Graduate School of Agricultural and Life Sciences, The University of Tokyo.
Niigata Agricultural Research Institute.
Microbes Environ. 2020;35(4). doi: 10.1264/jsme2.ME20069.
Nitrification-denitrification processes in the nitrogen cycle have been extensively examined in rice paddy soils. Nitrate is generally depleted in the reduced soil layer below the thin oxidized layer at the surface, and this may be attributed to high denitrification activity. In the present study, we investigated dissimilatory nitrate reduction to ammonium (DNRA), which competes with denitrification for nitrate, in order to challenge the conventional view of nitrogen cycling in paddy soils. We performed paddy soil microcosm experiments using N tracer analyses to assess DNRA and denitrification rates and conducted clone library analyses of transcripts of nitrite reductase genes (nrfA, nirS, and nirK) in order to identify the microbial populations carrying out these processes. The results obtained showed that DNRA occurred to a similar extent to denitrification and appeared to be enhanced by a nitrate limitation relative to organic carbon. We also demonstrated that different microbial taxa were responsible for these distinct processes. Based on these results and previous field observations, nitrate produced by nitrification within the surface oxidized layer may be reduced not only to gaseous N via denitrification, but also to NH via DNRA, within the reduced layer. The present results also indicate that DNRA reduces N loss through denitrification and nitrate leaching and provides ammonium to rice roots in rice paddy fields.
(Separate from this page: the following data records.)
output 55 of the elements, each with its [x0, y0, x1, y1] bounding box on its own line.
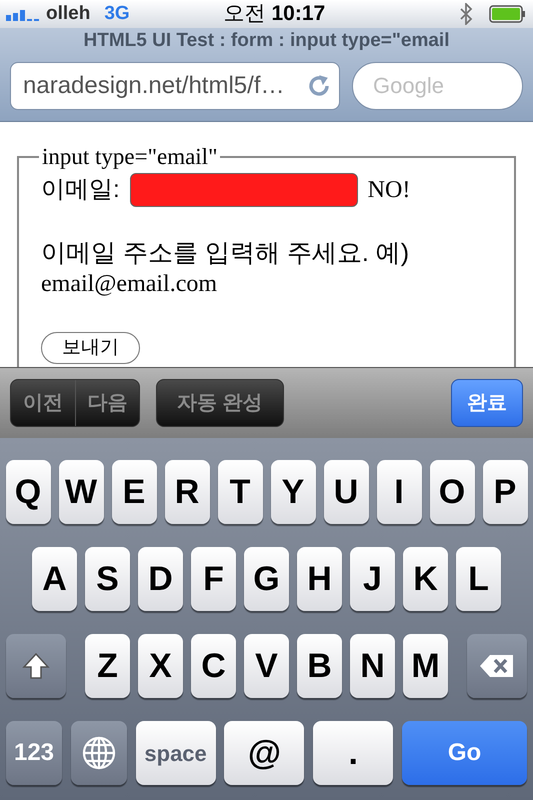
key[interactable]: R	[164, 460, 210, 524]
key[interactable]: T	[218, 460, 262, 524]
key[interactable]: @	[224, 721, 304, 785]
key[interactable]: Q	[6, 460, 50, 524]
key[interactable]: .	[313, 721, 394, 785]
space-key[interactable]: space	[136, 721, 216, 785]
key[interactable]: E	[112, 460, 156, 524]
key[interactable]: H	[297, 547, 342, 611]
key[interactable]: A	[32, 547, 77, 611]
key[interactable]: W	[58, 460, 104, 524]
key[interactable]: X	[138, 634, 183, 698]
signal-icon	[6, 7, 42, 21]
bluetooth-icon	[459, 3, 473, 25]
backspace-icon	[478, 653, 516, 679]
key[interactable]: Z	[85, 634, 130, 698]
key[interactable]: O	[430, 460, 474, 524]
field-label: 이메일:	[41, 175, 120, 205]
key[interactable]: M	[403, 634, 448, 698]
backspace-key[interactable]	[467, 634, 527, 698]
go-key[interactable]: Go	[402, 721, 527, 785]
key[interactable]: F	[191, 547, 236, 611]
key[interactable]: P	[482, 460, 528, 524]
key[interactable]: N	[350, 634, 395, 698]
clock-time: 10:17	[271, 1, 326, 28]
numbers-key[interactable]: 123	[6, 721, 62, 785]
example-text: email@email.com	[41, 270, 218, 298]
key[interactable]: C	[191, 634, 236, 698]
key[interactable]: S	[85, 547, 130, 611]
search-field[interactable]: Google	[352, 62, 523, 110]
page-title: HTML5 UI Test : form : input type="email	[84, 29, 450, 53]
key[interactable]: I	[376, 460, 422, 524]
key[interactable]: L	[456, 547, 501, 611]
reload-icon[interactable]	[307, 74, 331, 98]
form-legend: input type="email"	[39, 144, 220, 170]
address-bar[interactable]: naradesign.net/html5/f…	[10, 62, 340, 110]
key[interactable]: G	[244, 547, 289, 611]
globe-icon	[80, 735, 117, 771]
validation-message: NO!	[368, 176, 410, 205]
battery-icon	[489, 5, 527, 23]
clock-meridiem: 오전	[223, 1, 266, 28]
shift-icon	[21, 651, 51, 681]
key[interactable]: Y	[270, 460, 316, 524]
shift-key[interactable]	[6, 634, 66, 698]
submit-button[interactable]: 보내기	[41, 332, 140, 364]
globe-key[interactable]	[70, 721, 127, 785]
key[interactable]: V	[244, 634, 289, 698]
network-type: 3G	[104, 2, 130, 26]
key[interactable]: B	[297, 634, 342, 698]
key[interactable]: K	[403, 547, 448, 611]
key[interactable]: D	[138, 547, 183, 611]
email-field[interactable]	[130, 173, 358, 207]
carrier-name: olleh	[46, 2, 90, 26]
key[interactable]: J	[350, 547, 395, 611]
hint-text: 이메일 주소를 입력해 주세요. 예)	[41, 238, 410, 269]
key[interactable]: U	[324, 460, 368, 524]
氮循环中的硝化-反硝化过程在稻田土壤中得到了广泛研究。硝酸盐通常在地表薄氧化层以下的还原土壤层中耗尽,这可能归因于高反硝化活性。在本研究中,我们研究了异化硝酸盐还原为铵(DNRA),它与反硝化作用竞争硝酸盐,以挑战稻田土壤中氮循环的传统观点。我们使用 N 示踪剂分析进行稻田土壤微宇宙实验,以评估 DNRA 和反硝化作用速率,并进行亚硝酸盐还原酶基因(nrfA、nirS 和 nirK)的转录本克隆文库分析,以确定进行这些过程的微生物种群。所得结果表明,DNRA 的发生程度与反硝化作用相当,并且似乎受到相对于有机碳的硝酸盐限制的增强。我们还证明了不同的微生物类群负责这些不同的过程。基于这些结果和以前的田间观察,在地表氧化层内硝化作用产生的硝酸盐可能不仅通过反硝化作用还原为气态 N,而且还通过 DNRA 还原为 NH 在还原层内。本研究结果还表明,DNRA 通过反硝化作用和硝酸盐淋失减少氮损失,并为稻田中的水稻根系提供铵。